Among the major institutions, Imperial College in London continued its recent run of plaudits with the finding that 90% of its research activities were world-leading or internationally excellent, placing it above both Oxford and Cambridge under that measure, with the London School of Economics and Cardiff University also in the top five for the proportion of research they produce which is rated four- and three-star.
The Institute of Cancer Research, a specialist unit within the University of London, came top overall by that measure, with nearly 92% of its research in the four- and three-star categories that are likely to attract research funding. Just over 87% of the research produced by Oxford was given the top two ratings, but the volume of research means it will still attract the largest funding of any institution.
Prof Andrew Hamilton, Oxford University’s vice-chancellor, said he was delighted by the results.
“Research is an intensely competitive activity and we are looking at and responding to worldwide competition in the world of research, the recruitment of leading academics and outstanding students, so there will be no resting on laurels,” Hamilton said.
Noting the substantial improvement in UK research output overall, Hamilton said that success should be reinforced with more generous funding of university research.
“I very much hope that this will influence those making decisions on research funding, that this excellent performance for the sector will be recognised and that the response will be an increase in public investment for the UK’s outstanding research infrastructure,” he said.
The Ref is the first of its kind since the last research assessment exercise in 2008, and revealed a substantial rise in quality since then.

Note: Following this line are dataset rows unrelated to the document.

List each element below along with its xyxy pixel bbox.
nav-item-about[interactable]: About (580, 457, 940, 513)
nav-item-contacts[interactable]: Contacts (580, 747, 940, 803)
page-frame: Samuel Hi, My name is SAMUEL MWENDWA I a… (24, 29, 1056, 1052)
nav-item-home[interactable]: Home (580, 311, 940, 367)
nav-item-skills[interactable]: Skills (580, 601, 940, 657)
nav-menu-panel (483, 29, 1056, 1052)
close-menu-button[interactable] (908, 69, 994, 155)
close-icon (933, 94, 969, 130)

Some 22% of the 191,000 pieces of research were judged to be world-leading, compared with 14% in 2008, while 50% were found to be internationally excellent, compared with 37% previously.
Prof Madeleine Atkins, the chief executive of the Higher Education Funding Council for England, said the results were “the culmination of the world’s largest exercise to assess the quality of research” and helped make Britain’s universities world leaders. “Our funding has virtually no strings attached and the Ref provides accountability for that funding,” she said.
This time 20% of the ratings awarded in each subject were based on the impact of individual pieces of research in an attempt to measure reach and effectiveness and it was in this category that institutions such as Cardiff thrived.
Malcolm Skingle of the pharmaceutical company GSK, a member of one of the four main panels that assessed the 36 subject areas, said the impact case studies showed that university research had real-world applications.
“I think early on the impact agenda frightened the academics because they are frightened by anything that’s new,” Skingle said, but eventually they embraced it by “getting out of their ivory towers”.
The Russell Group of research universities pointed out that 68% of its 24 members’ output was world-class.
“The continued strength of the UK’s research base and ability to innovate requires increased investment and a concentration of limited funds on major centres of excellence. Our key international competitors have wisely adopted this policy, pumping billions into their best universities,” said Wendy Piatt, the Russell Group’s director general.
But Prof Michael Gunn, vice-chancellor of Staffordshire University and chair of the Million+ thinktank, said: “In the last five years, government priorities and policies have resulted in the funding councils redefining excellence which has led to the hyper-concentration of taxpayer-funded investment in fewer universities.
“Ministers and the funding councils need to deliver a more balanced research funding formula that invests in all universities and provides the foundations for a broader research base that will benefit all parts of the country.”